Adult-Webmaster wollen auswandern
Der vorliegende Jugendmedienschutz-Staatsvertrag (JMSTV) wird von vielen Seiten kritisiert. Eine Branche sieht sich besonders bedroht, sollte der Vertrag im nächsten Jahr in der vorliegenden Form in Kraft treten: die Adult-Webmaster, die ihr Geld mit Pornographie im Internet verdienen. Nun drohen sie mit kollektiver Auswanderung. Erste Firmen im Ausland bieten schon vorgefertigte Exil-Pakete an.
“Undemokratisch und amateurhaft" sei die Entscheidung, poltert der Interessenverband Neue Medien (IVNM), der trotz des neutralen Namens nur die sehr speziellen Interessen der Online-Erotik-Branche vertritt. Besonders stört man sich an dem Vorhaben der Landesregierungen, nur noch zertifizierte Selbstkontrolleinrichtungen zuzulassen. Die Freiwillige Selbstkontrolle Multimedia-Diensteanbieter hat es im voraus abgelehnt, sich von staatlicher Seite zertifizieren zu lassen.
Flotter Verbands-Dreier
Um Einfluss auf solche politische Entscheidungen zu nehmen wurde vor einem Jahr der IVNM gegründet. Zwar gibt es den Bundesverband Erotik Handel (BEH) schon seit über 50 Jahren, die Mitglieder der New Economy fanden ihre Interessen nicht angemessen vertreten. Nach eigenen Angaben repräsentieren die 60 Mitglieder des neuen Verbandes 60 bis 70 Prozent des deutschen Adultbusiness.

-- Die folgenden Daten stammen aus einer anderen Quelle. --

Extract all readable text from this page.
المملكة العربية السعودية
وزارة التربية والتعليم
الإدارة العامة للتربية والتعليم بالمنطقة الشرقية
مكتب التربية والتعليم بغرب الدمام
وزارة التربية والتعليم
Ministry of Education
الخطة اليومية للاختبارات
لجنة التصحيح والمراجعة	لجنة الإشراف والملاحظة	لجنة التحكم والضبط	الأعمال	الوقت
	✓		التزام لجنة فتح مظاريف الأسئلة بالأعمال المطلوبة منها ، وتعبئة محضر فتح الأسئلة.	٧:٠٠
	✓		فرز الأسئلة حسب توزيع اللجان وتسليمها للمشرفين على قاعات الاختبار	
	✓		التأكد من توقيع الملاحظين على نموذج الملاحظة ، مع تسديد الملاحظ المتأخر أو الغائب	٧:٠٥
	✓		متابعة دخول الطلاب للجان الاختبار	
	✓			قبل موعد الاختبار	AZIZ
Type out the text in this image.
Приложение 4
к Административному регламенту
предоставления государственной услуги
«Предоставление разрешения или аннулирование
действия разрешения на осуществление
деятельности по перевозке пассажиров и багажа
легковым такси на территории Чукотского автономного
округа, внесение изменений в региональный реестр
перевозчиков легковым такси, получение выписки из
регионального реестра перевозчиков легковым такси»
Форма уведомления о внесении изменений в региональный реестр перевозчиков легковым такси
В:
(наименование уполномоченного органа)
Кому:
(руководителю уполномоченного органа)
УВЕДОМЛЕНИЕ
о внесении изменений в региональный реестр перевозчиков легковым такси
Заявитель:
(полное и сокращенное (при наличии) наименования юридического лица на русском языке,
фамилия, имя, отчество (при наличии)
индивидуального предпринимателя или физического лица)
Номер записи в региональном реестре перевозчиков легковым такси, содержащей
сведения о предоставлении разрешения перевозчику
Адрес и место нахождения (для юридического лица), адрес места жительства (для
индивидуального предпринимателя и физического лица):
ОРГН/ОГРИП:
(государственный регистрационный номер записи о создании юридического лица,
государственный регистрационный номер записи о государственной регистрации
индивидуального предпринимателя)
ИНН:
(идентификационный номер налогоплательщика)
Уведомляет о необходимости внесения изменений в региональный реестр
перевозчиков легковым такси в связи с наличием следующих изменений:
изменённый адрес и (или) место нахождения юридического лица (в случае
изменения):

Es gibt einen Schönheitsfehler in der Rechnung: niemand weiß, wie groß die Branche ist. Genaue Zahlen gibt es nicht, nicht einmal grobe Schätzungen. So werden viele Seiten von Privatpersonen in ihrer Freizeit betrieben. Über so genannte Partnerprogramme sind allerdings viele dieser kleinen Webmaster an größere Firmen gebunden, die zum Beispiel Altersverifikationssysteme oder Dialer vertreiben. Viele Mitglieder im IVNM sind solche Big Player.

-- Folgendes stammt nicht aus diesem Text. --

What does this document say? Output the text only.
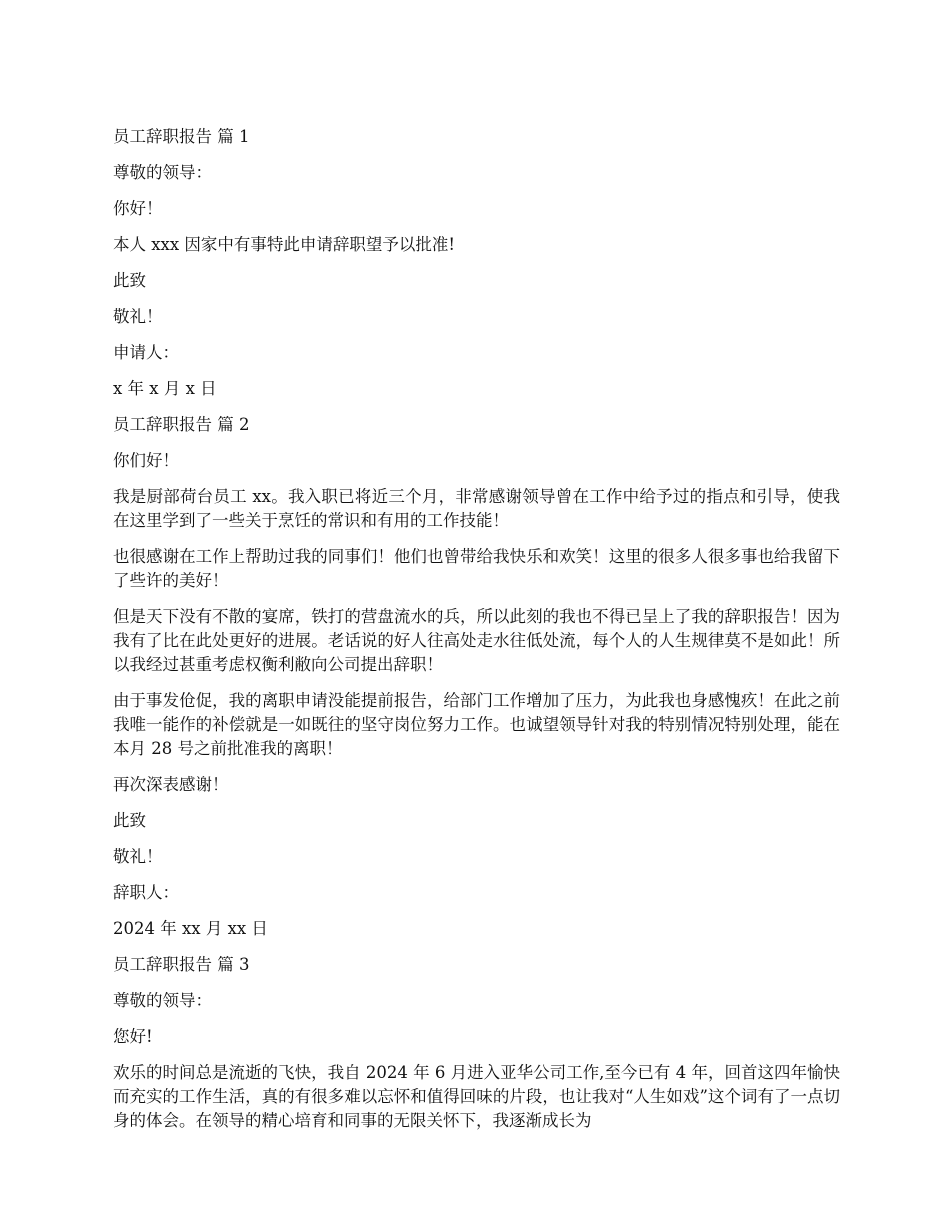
员工辞职报告 篇 1

尊敬的领导：

你好！

本人 xxx 因家中有事特此申请辞职望予以批准!

此致

敬礼！

申请人：

x 年 x 月 x 日

员工辞职报告 篇 2

你们好！

我是厨部荷台员工 xx。我入职已将近三个月，非常感谢领导曾在工作中给予过的指点和引导，使我在这里学到了一些关于烹饪的常识和有用的工作技能！

也很感谢在工作上帮助过我的同事们！他们也曾带给我快乐和欢笑！这里的很多人很多事也给我留下了些许的美好！

但是天下没有不散的宴席，铁打的营盘流水的兵，所以此刻的我也不得已呈上了我的辞职报告！因为我有了比在此处更好的进展。老话说的好人往高处走水往低处流，每个人的人生规律莫不是如此！所以我经过甚重考虑权衡利敝向公司提出辞职！

由于事发伧促，我的离职申请没能提前报告，给部门工作增加了压力，为此我也身感愧疚！在此之前我唯一能作的补偿就是一如既往的坚守岗位努力工作。也诚望领导针对我的特别情况特别处理，能在本月 28 号之前批准我的离职！

再次深表感谢！

此致

敬礼！

辞职人：

2024 年 xx 月 xx 日

员工辞职报告 篇 3

尊敬的领导：

您好!

欢乐的时间总是流逝的飞快，我自 2024 年 6 月进入亚华公司工作,至今已有 4 年，回首这四年愉快而充实的工作生活，真的有很多难以忘怀和值得回味的片段，也让我对“人生如戏”这个词有了一点切身的体会。在领导的精心培育和同事的无限关怀下，我逐渐成长为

Um das Trio komplett zu machen, wurde im Dezember vergangenen Jahres noch ein dritter Interessenverband gegründet: das Adultwebmaster-Netzwerk (AWMN), das allerdings bis heute nur sieben aktive Mitglieder verzeichnet. Initiator Torsten Wenzel legt weniger Wert auf Lobbyarbeit im Hintergrund, er will die Interessen seiner Branche mehr in die Öffentlichkeit tragen.
Die Zwickmühle
Schon seit langem fürchten sich die Pornoanbieter vor dem Jugendmedienschutzstaatsvertrag (Vgl.Verbände protestieren gegen Jugendschutzgesetzgebung). Die neue Fassung, die noch im September unterschrieben werden soll, soll die Position von staatlichen Jugendschützern stärken. Freiwillige Selbstkontrolle soll weiter bestehen aber nur unter Vorbehalt und staatlicher Aufsicht.
Eins ist allen Verbänden gemeinsam: Die Erotik-Anbieter fürchten staatliche Eingriffe in ihr Geschäft. Jahrelang hatten sie die Rechtsunsicherheit in ihrem Gewerbe beklagt die neue Sicherheit mag ihnen aber auch nicht schmecken. Denn nach wie vor droht jedem Anbieter von pornographischen Inhalten ein Verfahren wegen Verbreitung pornographischer Schriften. Es gab zwar bisher schon einige Strafanzeigen die wurden jedoch in der Regel von den Staatsanwaltschaften eingestellt. Bis zum August: im Amtsgericht Neuss wurde zum ersten Mal ein Erotikanbieter verurteilt, weil er jugendgefährdendes Material allein mit einer Abfrage der Personalausweisnummer abgesichert hatte. (Vgl. Gericht: Personalausweisnummer reicht als Alterssicherungssystem nicht) Seitdem ist die Branche in hellem Aufruhr. Die Probleme stecken im Detail. Sollte der Vertrag in Verbindung in Verbindung mit Paragraph 184 StGB zusammen rechtskräftig werden, wäre das Angebot von pornographischen Angeboten gegen Geld unmöglich, denn dies zählt als Versandhandel. Der ist jedoch verboten, erläutert Uwe Kaltenberg vom BEH.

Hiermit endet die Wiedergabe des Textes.